Üstlerine basabilecek kimse yoktu yüreğimden başka.
Tahmin edemediğim müziklerin büyüsündeyken,
Alıp gittim başımı kayalıkların bol olduğu sahillere.
Yeterli gelmezdi şömine kenarlarındayken,
Avuçlarımı ısıtmak ve o ulvi ayazları durdurmak.
İhanet ederdim kelimelere bazen lakin,
Duygularım her zaman devam ederdi beni benden almaya.
Ey coşkulu günlerimin hırsızı!
Söyle bana daha ne kadar süre,
Var olacak bu kimsesizliğin acıları?
Ne sen bilebilirsin bunu,
Ne de bizim katillerimiz!
Keskin bir bıçakla kestiler benim boğazımı.
Soğumamışken cesedim daha,
Buluverdim kendimi yalnızlığın cehennemlerinde.
Meşeden miydi bu parkeler yoksa ladinden miydi?

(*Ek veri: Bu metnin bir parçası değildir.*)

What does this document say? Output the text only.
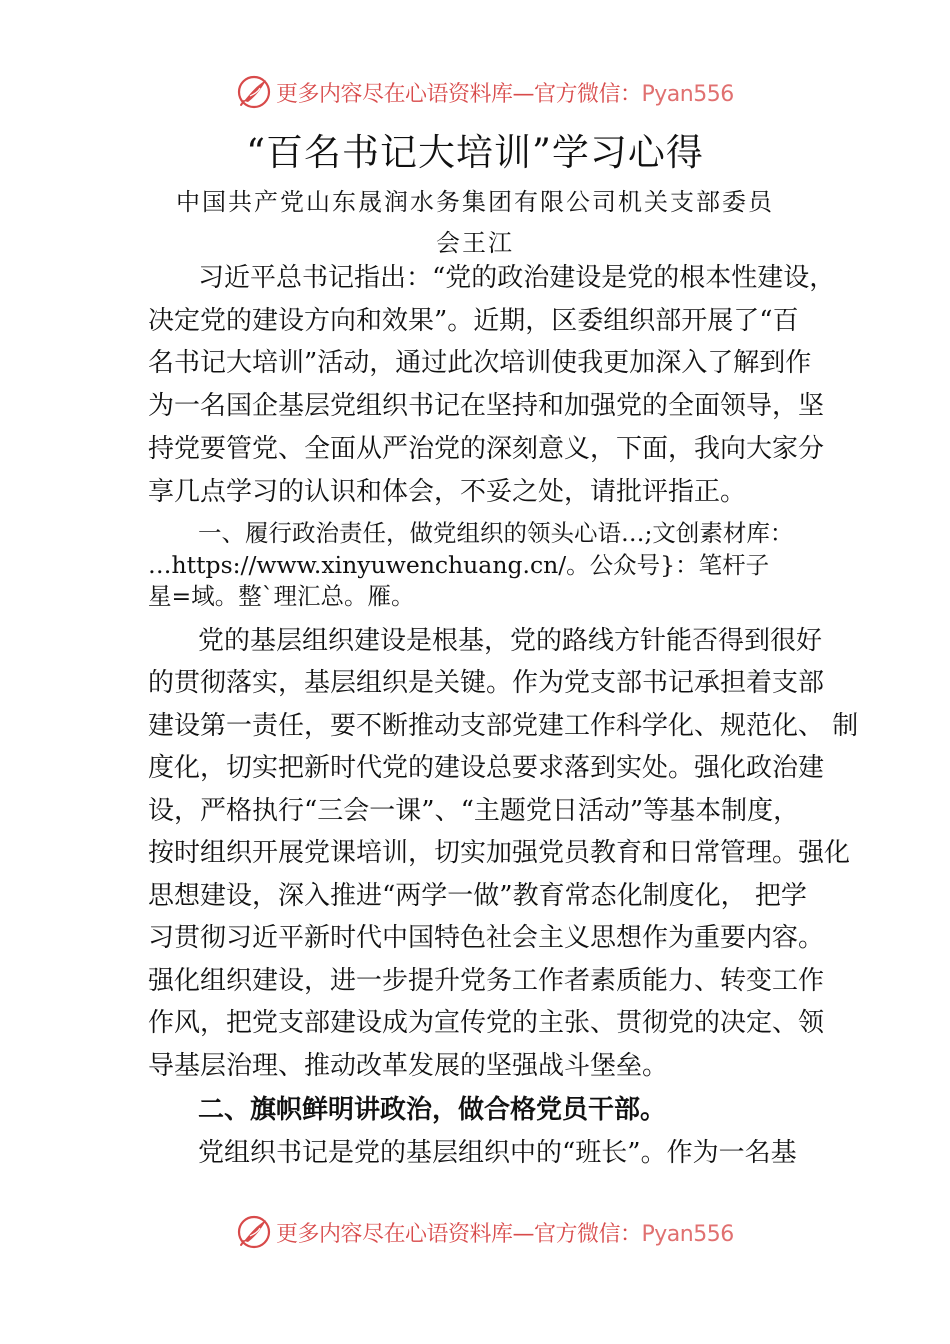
更多内容尽在心语资料库—官方微信：Pyan556
“百名书记大培训”学习心得
中国共产党山东晟润水务集团有限公司机关支部委员
会王江
习近平总书记指出：“党的政治建设是党的根本性建设，
决定党的建设方向和效果”。近期，区委组织部开展了“百
名书记大培训”活动，通过此次培训使我更加深入了解到作
为一名国企基层党组织书记在坚持和加强党的全面领导，坚
持党要管党、全面从严治党的深刻意义，下面，我向大家分
享几点学习的认识和体会，不妥之处，请批评指正。
一、履行政治责任，做党组织的领头心语…;文创素材库：
…https://www.xinyuwenchuang.cn/。公众号}：笔杆子
星=域。整`理汇总。雁。
党的基层组织建设是根基，党的路线方针能否得到很好
的贯彻落实，基层组织是关键。作为党支部书记承担着支部
建设第一责任，要不断推动支部党建工作科学化、规范化、 制
度化，切实把新时代党的建设总要求落到实处。强化政治建
设，严格执行“三会一课”、“主题党日活动”等基本制度，
按时组织开展党课培训，切实加强党员教育和日常管理。强化
思想建设，深入推进“两学一做”教育常态化制度化， 把学
习贯彻习近平新时代中国特色社会主义思想作为重要内容。
强化组织建设，进一步提升党务工作者素质能力、转变工作
作风，把党支部建设成为宣传党的主张、贯彻党的决定、领
导基层治理、推动改革发展的坚强战斗堡垒。
二、旗帜鲜明讲政治，做合格党员干部。
党组织书记是党的基层组织中的“班长”。作为一名基
更多内容尽在心语资料库—官方微信：Pyan556
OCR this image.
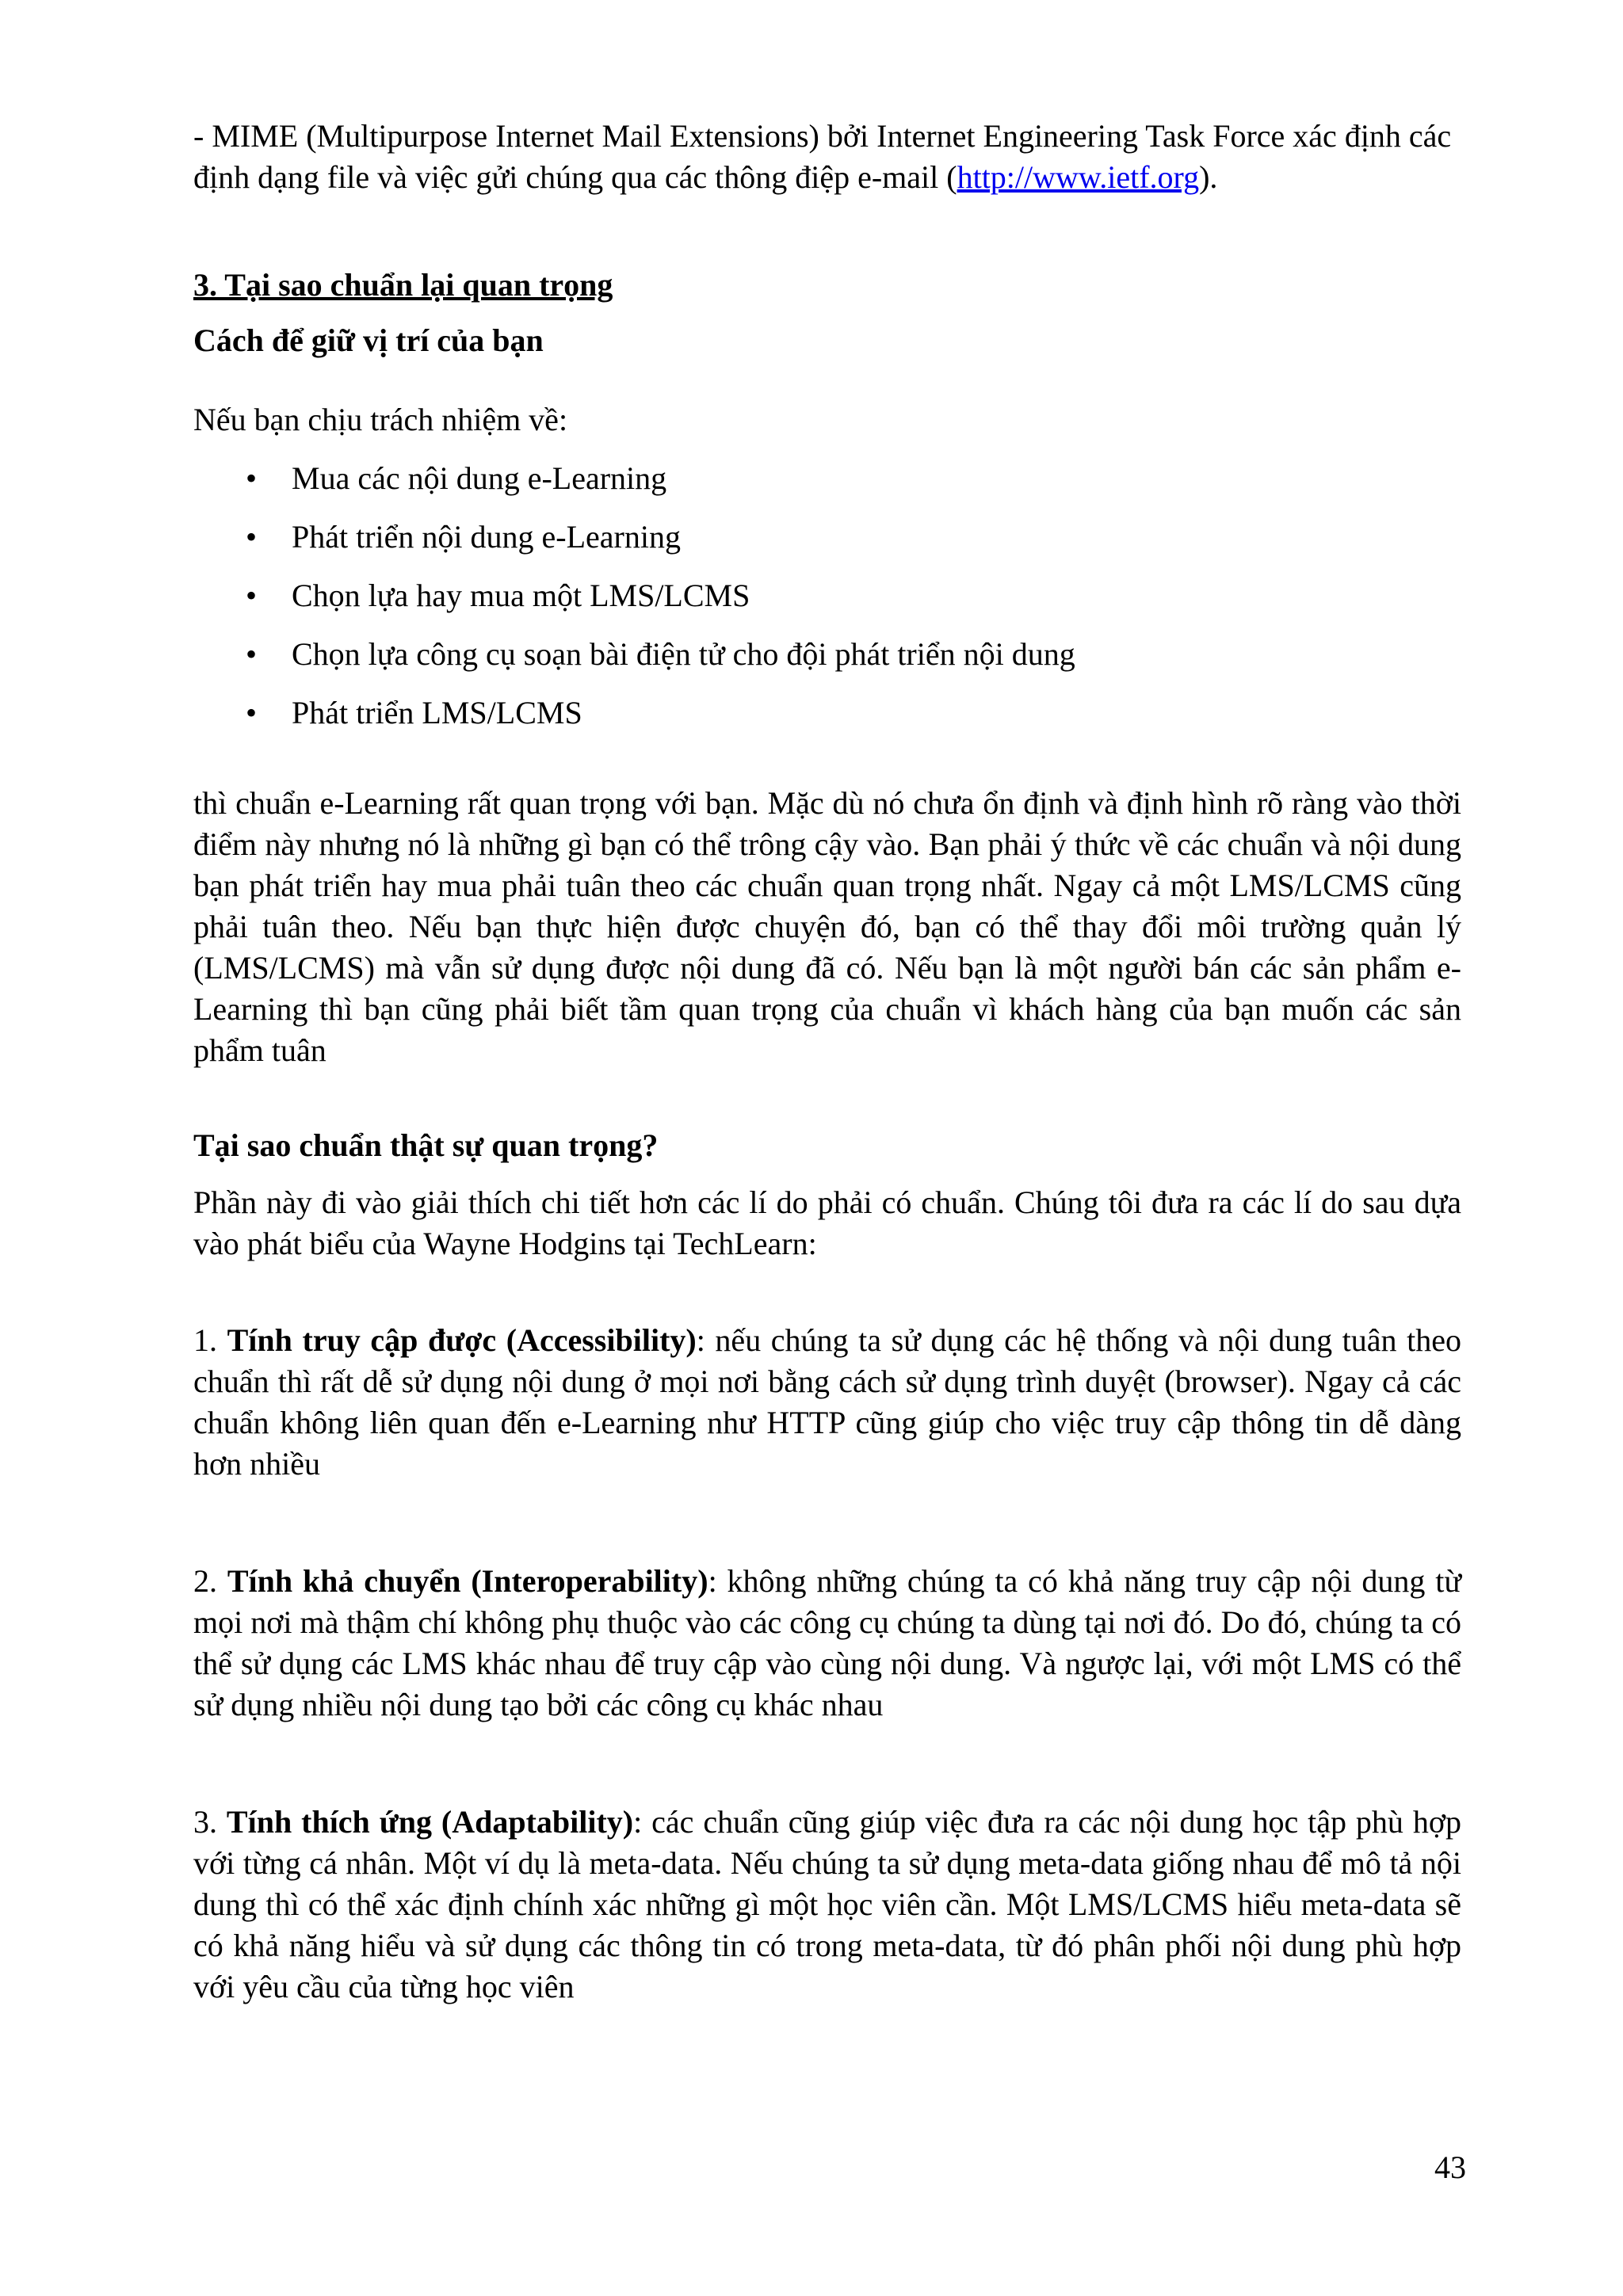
- MIME (Multipurpose Internet Mail Extensions) bởi Internet Engineering Task Force xác định các định dạng file và việc gửi chúng qua các thông điệp e-mail (http://www.ietf.org).

3. Tại sao chuẩn lại quan trọng

Cách để giữ vị trí của bạn

Nếu bạn chịu trách nhiệm về:

• Mua các nội dung e-Learning
• Phát triển nội dung e-Learning
• Chọn lựa hay mua một LMS/LCMS
• Chọn lựa công cụ soạn bài điện tử cho đội phát triển nội dung
• Phát triển LMS/LCMS

thì chuẩn e-Learning rất quan trọng với bạn. Mặc dù nó chưa ổn định và định hình rõ ràng vào thời điểm này nhưng nó là những gì bạn có thể trông cậy vào. Bạn phải ý thức về các chuẩn và nội dung bạn phát triển hay mua phải tuân theo các chuẩn quan trọng nhất. Ngay cả một LMS/LCMS cũng phải tuân theo. Nếu bạn thực hiện được chuyện đó, bạn có thể thay đổi môi trường quản lý (LMS/LCMS) mà vẫn sử dụng được nội dung đã có. Nếu bạn là một người bán các sản phẩm e-Learning thì bạn cũng phải biết tầm quan trọng của chuẩn vì khách hàng của bạn muốn các sản phẩm tuân

Tại sao chuẩn thật sự quan trọng?

Phần này đi vào giải thích chi tiết hơn các lí do phải có chuẩn. Chúng tôi đưa ra các lí do sau dựa vào phát biểu của Wayne Hodgins tại TechLearn:

1. Tính truy cập được (Accessibility): nếu chúng ta sử dụng các hệ thống và nội dung tuân theo chuẩn thì rất dễ sử dụng nội dung ở mọi nơi bằng cách sử dụng trình duyệt (browser). Ngay cả các chuẩn không liên quan đến e-Learning như HTTP cũng giúp cho việc truy cập thông tin dễ dàng hơn nhiều

2. Tính khả chuyển (Interoperability): không những chúng ta có khả năng truy cập nội dung từ mọi nơi mà thậm chí không phụ thuộc vào các công cụ chúng ta dùng tại nơi đó. Do đó, chúng ta có thể sử dụng các LMS khác nhau để truy cập vào cùng nội dung. Và ngược lại, với một LMS có thể sử dụng nhiều nội dung tạo bởi các công cụ khác nhau

3. Tính thích ứng (Adaptability): các chuẩn cũng giúp việc đưa ra các nội dung học tập phù hợp với từng cá nhân. Một ví dụ là meta-data. Nếu chúng ta sử dụng meta-data giống nhau để mô tả nội dung thì có thể xác định chính xác những gì một học viên cần. Một LMS/LCMS hiểu meta-data sẽ có khả năng hiểu và sử dụng các thông tin có trong meta-data, từ đó phân phối nội dung phù hợp với yêu cầu của từng học viên

43
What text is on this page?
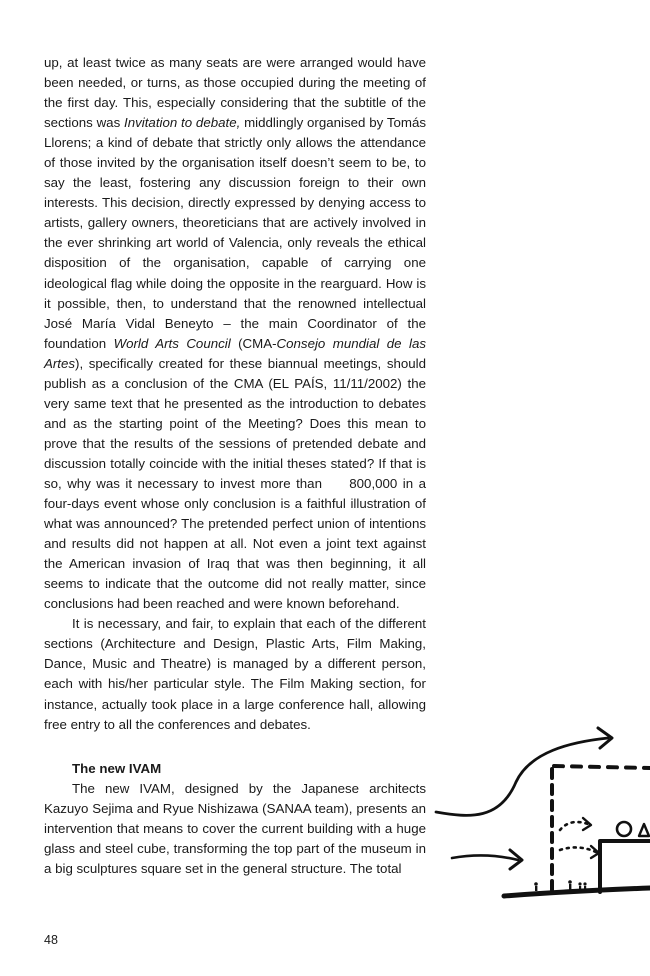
up, at least twice as many seats are were arranged would have been needed, or turns, as those occupied during the meeting of the first day. This, especially considering that the subtitle of the sections was Invitation to debate, middlingly organised by Tomás Llorens; a kind of debate that strictly only allows the attendance of those invited by the organisation itself doesn’t seem to be, to say the least, fostering any discussion foreign to their own interests. This decision, directly expressed by denying access to artists, gallery owners, theoreticians that are actively involved in the ever shrinking art world of Valencia, only reveals the ethical disposition of the organisation, capable of carrying one ideological flag while doing the opposite in the rearguard. How is it possible, then, to understand that the renowned intellectual José María Vidal Beneyto – the main Coordinator of the foundation World Arts Council (CMA-Consejo mundial de las Artes), specifically created for these biannual meetings, should publish as a conclusion of the CMA (EL PAÍS, 11/11/2002) the very same text that he presented as the introduction to debates and as the starting point of the Meeting? Does this mean to prove that the results of the sessions of pretended debate and discussion totally coincide with the initial theses stated? If that is so, why was it necessary to invest more than     800,000 in a four-days event whose only conclusion is a faithful illustration of what was announced? The pretended perfect union of intentions and results did not happen at all. Not even a joint text against the American invasion of Iraq that was then beginning, it all seems to indicate that the outcome did not really matter, since conclusions had been reached and were known beforehand.

It is necessary, and fair, to explain that each of the different sections (Architecture and Design, Plastic Arts, Film Making, Dance, Music and Theatre) is managed by a different person, each with his/her particular style. The Film Making section, for instance, actually took place in a large conference hall, allowing free entry to all the conferences and debates.

The new IVAM

The new IVAM, designed by the Japanese architects Kazuyo Sejima and Ryue Nishizawa (SANAA team), presents an intervention that means to cover the current building with a huge glass and steel cube, transforming the top part of the museum in a big sculptures square set in the general structure. The total

48
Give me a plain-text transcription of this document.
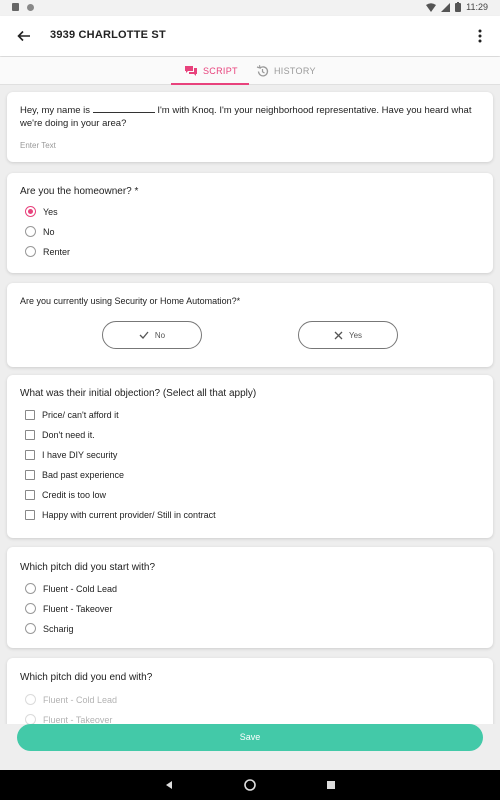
11:29
3939 CHARLOTTE ST
SCRIPT	HISTORY
Hey, my name is	I'm with Knoq. I'm your neighborhood representative. Have you heard what we're doing in your area?
Enter Text
Are you the homeowner? *
Yes
No
Renter
Are you currently using Security or Home Automation?*
No	Yes
What was their initial objection? (Select all that apply)
Price/ can't afford it
Don't need it.
I have DIY security
Bad past experience
Credit is too low
Happy with current provider/ Still in contract
Which pitch did you start with?
Fluent - Cold Lead
Fluent - Takeover
Scharig
Which pitch did you end with?
Fluent - Cold Lead
Fluent - Takeover
Save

Yoksa kesilip biçilmiş, sonrasında ise şekil verilmiş,
Bir zamanlar bir heyecana sahip olan çocukluğumdan mıydı,
Bu mahzun parkeler?
Karıncalar geçerdi mutfağımın tezgahlarından.
‘’Güzelim ziyaretçilere sahibim.’’ Diyerek,
Devam ederdim gençliğimin intihar notlarını,
Paslı demirden tencerelerde pişirmeye.
Gün ışığı sarartmazdı tülden perdelerimi belki lakin,
Acımasızca yakarlardı düşüncelerimi.
Yangınlar çıkardı, evlerini kaybederdi o ufak muhasebeciler.
Bir haber yayınlanırdı sonra içimde.
‘’Eski opera binasında facia!’’
Gazeteciler istila ederdi yalnızlığımı.
Flaş ışıklarıyla çalarlardı huzurumu.
Ağız dolusu küfürler ederek çarpardım kapılarımı.
Halıların üstüne serdikten sonra anılarımı,
Gece vakti beni rahatsız eden sivrisinek gibi,
Durmaksızın çınlardı kulaklarımda atamadığım çığlıklarım.
Özür dilerim aşkım, canım benim.
Sahip çıkamadım sana.
Koruyamadım seni o mahluklardan.
Delik deşik ettiler seni, kanadın sonra.
Göğüs kafesim yeterli gelmedi seni korumaya.
Ahval vaziyetlerin içinden başım dik,
Alnım ak bir şekilde çıksam da,
Saramazdım seni artık nasırlı parmaklarımla.
İyi bak kendine yüreğim.
Ben iyi bakamayacağım.
Çünkü hiçbir zaman koruyamayacaktım seni,
Ta ki bir gün mezardaki umutlarım beni almaya gelene dek!